= Schoklender case =

Parricide in Buenos Aires, Argentina

The Schoklender case was a parricide that occurred at dawn on May 30, 1981, when Sergio Schoklender and Pablo Schoklender murdered their parents in their apartment in Belgrano in Buenos Aires.

==Background==

The newly graduated industrial engineer Mauricio Schoklender and Cristina Romano Silva met on January 11, 1955 in a downtown café. He belonged to a middle-class Jewish family while she was Catholic, which did not please the boy's mother. Despite this animosity, they married that year on July 7 and immediately moved to the city of Tandil in southern Buenos Aires province, where Mauricio had found a job in the Tandil Metallurgical Company SA.

Their three children were born in this city: Sergio, Pablo and Ana Valeria Schoklender. The couple lived humbly at first, but gradually became successful. Cristina organized literary meetings in their home. When the crime came to light, some neighbors recalled that the Schoklender house was dirty and messy, and that Cristina drank excessively and used to leave her children home alone. By 1968, Mauricio started working at Pittsburgh & Cardiff Coal Co. SA, so the family moved to Buenos Aires to the fourth floor of the building located in Tres de Febrero 1480, in Belgrano, which subsequently hosted the drama.

==Crime==
On the night of May 29, 1981, 20-year-old Pablo returned to the apartment and heard that his parents had returned. He hid in the closet of his brother's bedroom. At approximately 3 am on Saturday 30th, Pablo woke his brother and they went to the living room.
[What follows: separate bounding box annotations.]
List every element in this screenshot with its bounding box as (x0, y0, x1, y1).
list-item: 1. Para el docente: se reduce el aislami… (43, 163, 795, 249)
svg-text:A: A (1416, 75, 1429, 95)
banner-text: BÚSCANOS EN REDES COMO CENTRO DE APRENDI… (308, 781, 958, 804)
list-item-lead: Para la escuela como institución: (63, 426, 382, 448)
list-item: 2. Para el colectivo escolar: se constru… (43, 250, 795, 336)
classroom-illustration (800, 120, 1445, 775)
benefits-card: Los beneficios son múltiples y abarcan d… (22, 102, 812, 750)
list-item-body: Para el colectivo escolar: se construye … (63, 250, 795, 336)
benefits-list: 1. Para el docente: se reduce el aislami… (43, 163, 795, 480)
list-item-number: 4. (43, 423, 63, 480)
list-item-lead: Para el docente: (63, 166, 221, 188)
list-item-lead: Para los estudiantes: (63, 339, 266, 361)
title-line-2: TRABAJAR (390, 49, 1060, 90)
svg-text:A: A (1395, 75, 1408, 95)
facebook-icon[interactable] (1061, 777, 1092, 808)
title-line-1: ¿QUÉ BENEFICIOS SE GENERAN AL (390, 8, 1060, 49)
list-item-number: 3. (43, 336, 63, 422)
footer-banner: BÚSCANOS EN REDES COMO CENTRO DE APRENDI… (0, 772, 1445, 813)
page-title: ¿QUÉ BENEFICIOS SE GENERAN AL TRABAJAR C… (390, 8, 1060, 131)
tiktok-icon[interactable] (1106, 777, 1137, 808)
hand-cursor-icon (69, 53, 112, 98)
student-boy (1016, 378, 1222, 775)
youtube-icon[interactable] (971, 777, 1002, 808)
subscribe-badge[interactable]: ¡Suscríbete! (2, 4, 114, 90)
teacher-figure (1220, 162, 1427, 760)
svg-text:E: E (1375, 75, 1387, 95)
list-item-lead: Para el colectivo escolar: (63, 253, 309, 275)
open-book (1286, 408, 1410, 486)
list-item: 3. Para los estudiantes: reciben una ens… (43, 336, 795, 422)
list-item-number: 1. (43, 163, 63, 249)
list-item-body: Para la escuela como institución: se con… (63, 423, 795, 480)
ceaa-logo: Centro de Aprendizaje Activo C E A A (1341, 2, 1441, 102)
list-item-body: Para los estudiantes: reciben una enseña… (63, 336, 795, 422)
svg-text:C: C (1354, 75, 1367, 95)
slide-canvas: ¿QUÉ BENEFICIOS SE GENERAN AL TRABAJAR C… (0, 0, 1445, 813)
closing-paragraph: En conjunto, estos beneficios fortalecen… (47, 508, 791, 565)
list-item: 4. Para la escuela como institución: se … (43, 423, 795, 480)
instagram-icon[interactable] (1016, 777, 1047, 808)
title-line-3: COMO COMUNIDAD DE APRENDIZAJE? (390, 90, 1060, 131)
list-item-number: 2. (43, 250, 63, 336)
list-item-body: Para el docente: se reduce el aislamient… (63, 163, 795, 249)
When his mother got up and walked towards them, Pablo smashed her head with a 30 cm long and 3 cm wide steel bar, used for weight lifting. The first blow struck the right side of her head, causing her to fall on her face. Sergio hit her twice in the back of the neck. He used a blue shirt to strangle her. Pablo wrapped her in a blanket and put a plastic bag on her head. They used rags to clean the blood on the parquet floor.

Over the next two hours the brothers deliberated what to do with their father and decided to kill him. They went to his room where he was sleeping. With multiple heavy blows they destroyed almost all the bones of his skull. Sergio passed the rope around their father's neck to make a tourniquet with the bar. They wrapped him in a bottom sheet and put a plastic bag on his head.